Pour la première fois dans l’histoire du baccalauréat français, les élèves pourront présenter une spécialité de leur choix en langue régionale. Une avancée saluée par le ministre de l’Éducation nationale, Édouard Geffray, qui s’éloigne ainsi de la politique menée par son prédécesseur, Jean-Michel Blanquer. Cette réforme, révélée par Ouest France, s’inscrit dans une volonté de valorisation des langues et cultures locales, tout en offrant davantage de flexibilité aux lycéens dans le choix de leur parcours académique.
Ce qu'il faut retenir
- Les élèves pourront désormais présenter une spécialité du bac en breton, basque, corse ou toute autre langue régionale, à partir de la rentrée 2026.
- Cette mesure marque une rupture avec la politique précédente de Jean-Michel Blanquer, qui n’avait pas intégré les langues régionales dans le tronc commun ou les spécialités.
- Édouard Geffray a confirmé cette décision lors d’un entretien exclusif accordé à Ouest France, soulignant l’importance de la diversité linguistique.
- Les modalités pratiques, comme les coefficients ou les épreuves, seront précisées d’ici la fin de l’année scolaire 2025-2026.
- Cette réforme s’ajoute à d’autres dispositifs visant à promouvoir l’enseignement des langues régionales, comme les sections bilingues ou les concours spécifiques.
Une première pour le baccalauréat
Jusqu’à présent, les langues régionales ne figuraient pas parmi les spécialités proposées au lycée, malgré leur reconnaissance officielle comme langues de la République. Avec cette nouvelle mesure, les élèves qui étudient le breton, le basque, le corse, l’alsacien, le catalan ou d’autres langues régionales pourront désormais les présenter comme spécialité lors de l’examen du baccalauréat. « Un élève pourra donc choisir une spécialité en langue régionale dès la classe de première », a précisé Édouard Geffray dans les colonnes d’Ouest France. Cette décision répond à une demande récurrente des associations de défense des langues minoritaires et des familles engagées dans leur transmission.
La réforme s’appliquera dès la rentrée 2026, permettant ainsi aux élèves actuellement en classe de seconde de se préparer à cette nouvelle option. Selon le ministre, cette mesure s’inscrit dans une logique d’enrichissement du parcours scolaire, tout en répondant aux attentes des territoires où ces langues sont ancrées dans la culture locale. « C’est une façon de reconnaître la valeur de ces langues, qui font partie de notre patrimoine commun », a-t-il ajouté.
Un tournant par rapport à la politique précédente
Cette annonce marque une rupture avec la politique menée par Jean-Michel Blanquer pendant son mandat, qui avait privilégié un tronc commun recentré sur des disciplines jugées « fondamentales ». Sous son ministère, les langues régionales n’avaient pas bénéficié d’une reconnaissance accrue dans le cursus scolaire, malgré leur statut de langues officielles. Édouard Geffray, en revanche, mise sur une approche plus inclusive, où la diversité linguistique est perçue comme un atout plutôt qu’un frein.
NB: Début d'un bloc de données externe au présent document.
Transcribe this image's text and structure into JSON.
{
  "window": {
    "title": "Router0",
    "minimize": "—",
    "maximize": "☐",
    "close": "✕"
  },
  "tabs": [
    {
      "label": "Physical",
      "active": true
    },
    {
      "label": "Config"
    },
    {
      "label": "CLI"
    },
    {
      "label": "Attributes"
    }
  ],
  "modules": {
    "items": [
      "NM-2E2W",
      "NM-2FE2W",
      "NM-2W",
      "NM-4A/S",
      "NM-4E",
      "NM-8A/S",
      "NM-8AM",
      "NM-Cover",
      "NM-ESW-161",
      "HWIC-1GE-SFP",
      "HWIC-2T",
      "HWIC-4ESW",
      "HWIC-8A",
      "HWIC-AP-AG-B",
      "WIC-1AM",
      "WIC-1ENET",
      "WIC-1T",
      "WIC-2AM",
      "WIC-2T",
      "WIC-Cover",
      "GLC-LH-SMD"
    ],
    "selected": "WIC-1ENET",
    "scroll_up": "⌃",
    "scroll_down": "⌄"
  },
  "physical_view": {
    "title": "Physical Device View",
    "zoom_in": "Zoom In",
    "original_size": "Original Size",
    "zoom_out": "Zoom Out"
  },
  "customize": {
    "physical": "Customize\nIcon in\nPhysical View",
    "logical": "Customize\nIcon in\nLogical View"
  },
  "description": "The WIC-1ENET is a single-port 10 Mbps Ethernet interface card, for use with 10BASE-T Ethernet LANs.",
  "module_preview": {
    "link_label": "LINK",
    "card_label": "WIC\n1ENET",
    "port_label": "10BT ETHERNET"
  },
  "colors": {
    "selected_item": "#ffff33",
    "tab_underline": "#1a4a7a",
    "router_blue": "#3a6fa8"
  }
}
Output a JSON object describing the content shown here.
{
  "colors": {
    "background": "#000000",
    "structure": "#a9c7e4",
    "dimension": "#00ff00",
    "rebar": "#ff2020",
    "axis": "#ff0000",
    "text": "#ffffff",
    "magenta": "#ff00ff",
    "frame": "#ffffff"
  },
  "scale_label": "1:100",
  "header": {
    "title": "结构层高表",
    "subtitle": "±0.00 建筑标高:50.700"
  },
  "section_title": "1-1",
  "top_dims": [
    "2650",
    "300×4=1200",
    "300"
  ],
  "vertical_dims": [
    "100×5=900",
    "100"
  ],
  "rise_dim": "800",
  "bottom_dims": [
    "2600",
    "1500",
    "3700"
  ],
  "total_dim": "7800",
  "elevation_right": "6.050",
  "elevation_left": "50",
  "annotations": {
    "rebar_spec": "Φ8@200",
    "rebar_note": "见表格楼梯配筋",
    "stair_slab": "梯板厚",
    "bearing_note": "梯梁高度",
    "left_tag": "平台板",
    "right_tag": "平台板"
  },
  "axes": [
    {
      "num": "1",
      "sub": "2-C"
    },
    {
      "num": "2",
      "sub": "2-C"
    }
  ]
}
Les réactions à cette réforme sont contrastées. Si certains saluent une avancée historique pour la préservation des langues régionales, d’autres s’interrogent sur les moyens alloués pour former les enseignants ou adapter les programmes. « Il faudra veiller à ce que cette mesure ne reste pas symbolique », a réagi une association bretonne, citée par Ouest France. Pour l’heure, le ministère n’a pas communiqué de détails sur les épreuves ou les coefficients attribués à ces nouvelles spécialités.
Des modalités encore à préciser
Si l’annonce d’Édouard Geffray a été accueillie favorablement, de nombreuses questions persistent quant à sa mise en œuvre. Les programmes, les coefficients et les modalités d’examen restent à définir. Le ministère a indiqué qu’un décret serait publié d’ici la fin de l’année 2025 pour encadrer cette nouvelle spécialité. « Nous travaillons avec les académies et les inspecteurs pédagogiques pour adapter les sujets et les barèmes », a expliqué le ministre.
Par ailleurs, cette réforme pourrait s’accompagner d’un renforcement des sections bilingues dans les lycées, où certaines matières sont déjà enseignées en langue régionale. Une façon, selon Édouard Geffray, de « donner une vraie place à ces langues dans le système éducatif ». Pour les familles, l’enjeu sera de convaincre les élèves de se tourner vers ces nouvelles spécialités, alors que certaines langues régionales peinent encore à attirer des effectifs suffisants.
Reste à voir si cette mesure suffira à relancer l’apprentissage des langues régionales, dont le nombre de locuteurs continue de diminuer. Pour Édouard Geffray, l’objectif est clair : « Il ne s’agit pas seulement de préserver ces langues, mais de leur redonner une place centrale dans notre société ».